Although this polarized vision is very much a caricature, it was almost universally accepted. For more than a decade, and until the very recent past, Caracas remained sharply divided between an opposition East and a Chavista West. The Plaza Altamira was the epicenter of opposition protest, and was considered the heart of the East. Beyond Plaza Venezuela, a kind of geographical navel of the capital, was the West — the bright red, “rojo-rojito” territory, where Chávez reigned with ease and the opposition protests faced harassment by Chavista militias and brutal repression by police.

Machado has begun to conquer the figurative West of Venezuela’s political imagination. By backing her candidacy despite the Maduro regime’s arbitrary political disqualification, voters have become her Greek chorus, boosting her candidacy over the opposition political parties.

Machado’s support across Venezuelan society presents her with a dilemma — to be the opposition candidate in a presidential election, or to be something more than that: a national leader capable of taking root in Chavismo’s former support bases. This, perhaps, is why focusing all her efforts on the 2024 presidential elections may not be the best strategy. It would be ideal to defeat Maduro in a free and fair election, but it seems likely that the current government will use the Essequibo controversy as a crude ruse to postpone the vote. In fact, the regime has already made moves to harass Machado. Maduro, through the Public Prosecutor’s Office, has had arrest warrants issued against Machado’s collaborators, accusing them of treason, among other charges. Thus, while she is still at liberty and still in Venezuela, Machado must continue to penetrate into the country’s real and mythological “far west” to transform a desire for change into a broad citizen’s movement that can repudiate the regime.

So far, Machado has managed to clearly identify the target of her political message: Chavista socialism.
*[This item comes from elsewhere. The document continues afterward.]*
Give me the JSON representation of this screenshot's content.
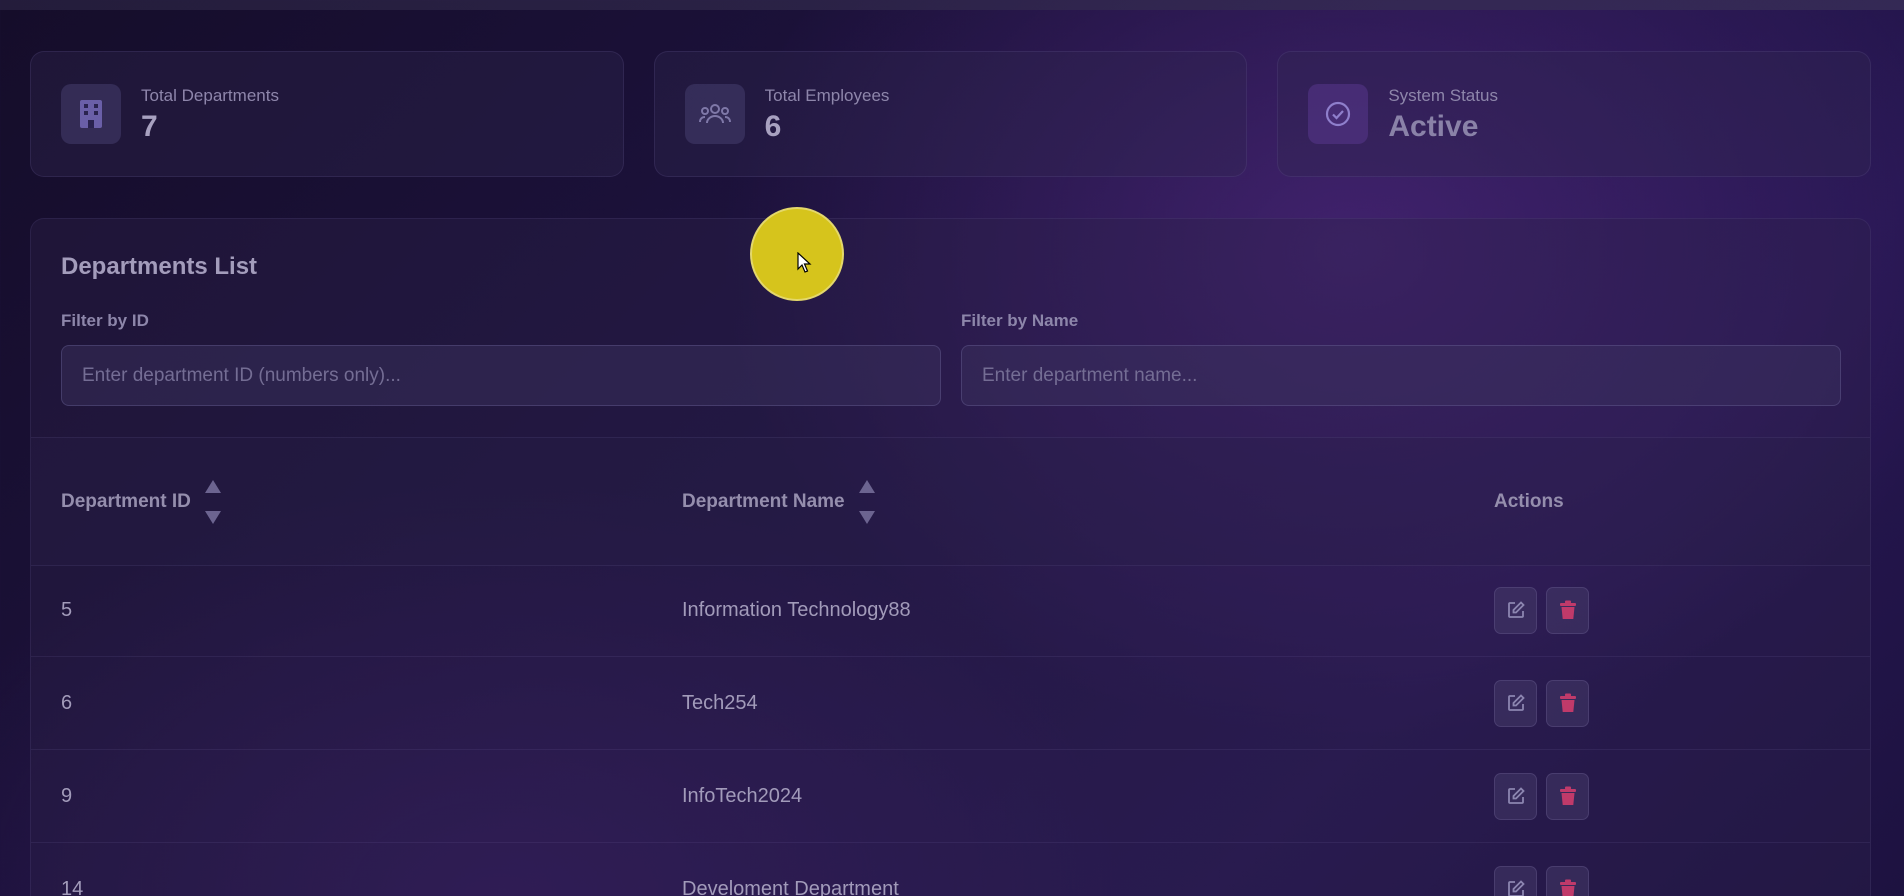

Attacking socialism is not new in Venezuela. But when the country was living through the biggest oil bonanza in its history, that kind of preaching failed to gain traction. To promote socialism, Chávez not only created the United Socialist Party of Venezuela (PSUV), but literally sold his tropical version of the ideology: a socialism that merged frenetic consumerism with lifelong clientelism. In 2010, when he launched the program “My well-equipped house” with an eye toward the 2012 presidential elections, Chávez proclaimed: “I’m becoming a salesman. A salesman of socialism to defeat the salesmen of capitalism.” And in a tweet, he wrote: “I sell refrigerators, washing machines and air conditioners. I’ll also sell you gas stoves. Good, nice and cheap!” During those years, the work of the Chavista government all bore the same stamp: “Hecho en socialismo.”

Chávez’s socialist dream engendered today’s misery. In mid-November, 96% of Venezuelans rated their purchasing power as very low, according to a poll by Meganálisis. For Rubén Chirino, the survey group’s director, it makes perfect sense that the opposition candidate has found it fruitful to attack socialism. “Anti-socialism resonates, and it represents an opportunity. Venezuelans were eager for someone who embodied it, and Machado has done well with her disruptive anti-socialist speeches, which propose to value hard work and study through the economic empowerment of citizens. By undervaluing work and study, Chavismo created Venezuelans who were dependent on the state, parasitic Venezuelans. Meanwhile, in Venezuela, the polarization that sustained Chavismo is gone. The Venezuelans of today are not going to miss an opportunity to escape Chavismo, and Machado represents that opportunity.”

But speeches are not enough to remove the Maduro regime from power. Machado needs a convergence of conditions ranging from maintaining U.S. and European backing, to persuading Gustavo Petro and Lula da Silva to support an electoral path in Venezuela, to leading opposition forces loyal to democracy, to attracting the support of the military and facilitating the inclusion of civil society into a broad political movement. But all of this will become clearer as Machado’s political leadership moves westward. And so, as they say in the old cowboy movies, Go West girl!